I have a (large) dataset being loaded from text with a composite key and several metric columns. I would like to include a cumulative sum (similar to "full aggregation" in a visualization, but the full aggregation option does not allow me to perform all the calculations and interactions I need).

The general structure of the dataset is:

key1, key2, ... : identifiers for this grouping

percentile : 10 values per key 10, 20, ..., 100

metric1, metric2 : counts of interactions in each percentile block that I would like to aggregate

If I were doing this in sql, I would do it as a self-join -- ex:

select t1.key1
, t1.key2
, t1.percentile
, sum(t2.metric1) as cum_sum_metric1
, sum(t2.metric2) as cum_sum_metric2
from table t1
inner join table t2 
on t1.key1=t2.key1
and t1.key2=t2.key2
and t1.percentile >= t2.percentile
group by t1.key1
, t1.key2
, t1.percentile

Is there a way to replicate this behavior in the Qlikview load script? Alternatively, if there is another way to accomplish this end, I am open to other suggestions.

Thanks,

--Matt

Jason_Michaelides · ‎2012-04-02

I don't think you can tell QlikView how to join tables directly so you have to get a bit sneaky about it. I think something like the following would work but it's untested...

Tab1:

Load

Key1

,Key2

,Percentile

,etc

;

SQL Select * From Table1;

INNER JOIN (Tab1)

Load

Key1

,Key2

,Percentile AS Percentile_T2

,Metric1

,Metric2

;

SQL Select * From Table2;

This will join all rows where Key1 and Key2 both match.
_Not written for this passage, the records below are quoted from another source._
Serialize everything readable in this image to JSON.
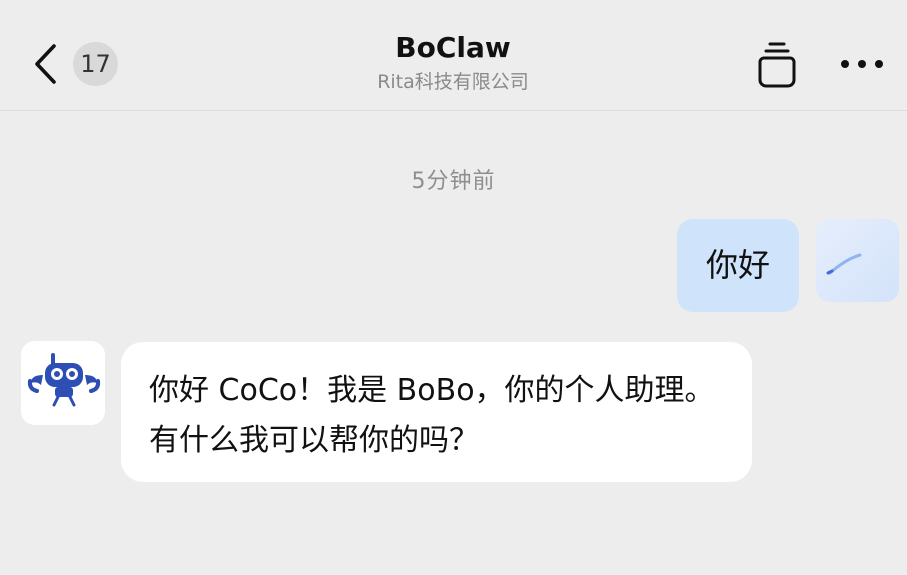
{
  "header": {
    "unread_count": "17",
    "title": "BoClaw",
    "subtitle": "Rita科技有限公司",
    "back_icon": "chevron-left-icon",
    "clipboard_icon": "clipboard-icon",
    "more_icon": "more-horizontal-icon"
  },
  "messages": {
    "timestamp": "5分钟前",
    "outgoing_text": "你好",
    "incoming_text": "你好 CoCo！我是 BoBo，你的个人助理。有什么我可以帮你的吗？"
  },
  "colors": {
    "background": "#ededed",
    "outgoing_bubble": "#cfe3fb",
    "incoming_bubble": "#ffffff",
    "bot_brand_blue": "#2d4fb5"
  }
}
Now you can group and sum, but judging by your query above you only want to do this where Percentile >= Percentile2, so:

LEFT JOIN (Tab1)

Load

Key1

,Key2

,Percentile

,Sum(Metric1) AS Accum1

,Sum(Metric2) AS Accum2

RESIDENT Tab1

WHERE Percentile >= Percentile2

GROUP BY Key1, Key2, Percentile;

I think that might get you close...

Hope this helps,

Jason

Report Inappropriate Content · ‎2012-04-02

Matt,

Load your data into a table (lowest level of granularity).

Then aggregate using a Resident table.

i.e.:

Tbl:

Load index, Cum1, Cum2, ...

From File1.qvd (qvd);

Tbl2:

noconcatenate

Load Index, Sum(Cum1) as Cum1, Sum(Cum2) as Cum2, ...

Resident Tbl group by index;

Drop Table Tbl;

Exit Script;

Unless you are trying to get an incremental aggregation, then use Excel (i.e. b2 = b1 + a2, b3= b2 + a3, etc.)

Regards,

jagan · ‎2012-04-03

Hi,

Use this sample script to find Cumulative Sum in script

TableName:

LOAD

F1,

F2,

RangeSum(F2, Peek('CumSum')) AS CumSum;

LOAD * INLINE [

F1, F2

a, 100

b, 200

c, 300

d, 400

];

Hope this helps you.

Regards,

Jagan.

philip_doyne · ‎2012-09-01

Thanks Jagan, A very useful tip. Just in case anyone is interested I have extened this to give me cumulative subtotals based on changes in F1.

Data:

LOAD * INLINE [

F1, F2, F3

a, 1,100

a, 2,200

b, 1,3000

b, 2,4000

c, 1,40000

c, 2,40000

];

TableName:

Result:

NoConcatenate

LOAD

F1,

F2,

F3,

RangeSum(F3, Peek('CumAll')) as CumAll,

if(F1<> previous(F1),F3,RangeSum(F3, Peek('CumF1'))) AS CumF1

RESIDENT Data;

DROP TABLE Data;

I found you need to be careful about the preceeding load so have done it in two passes - It worked for me on a real fife problem.

How can I calculate a cumulative sum in load script?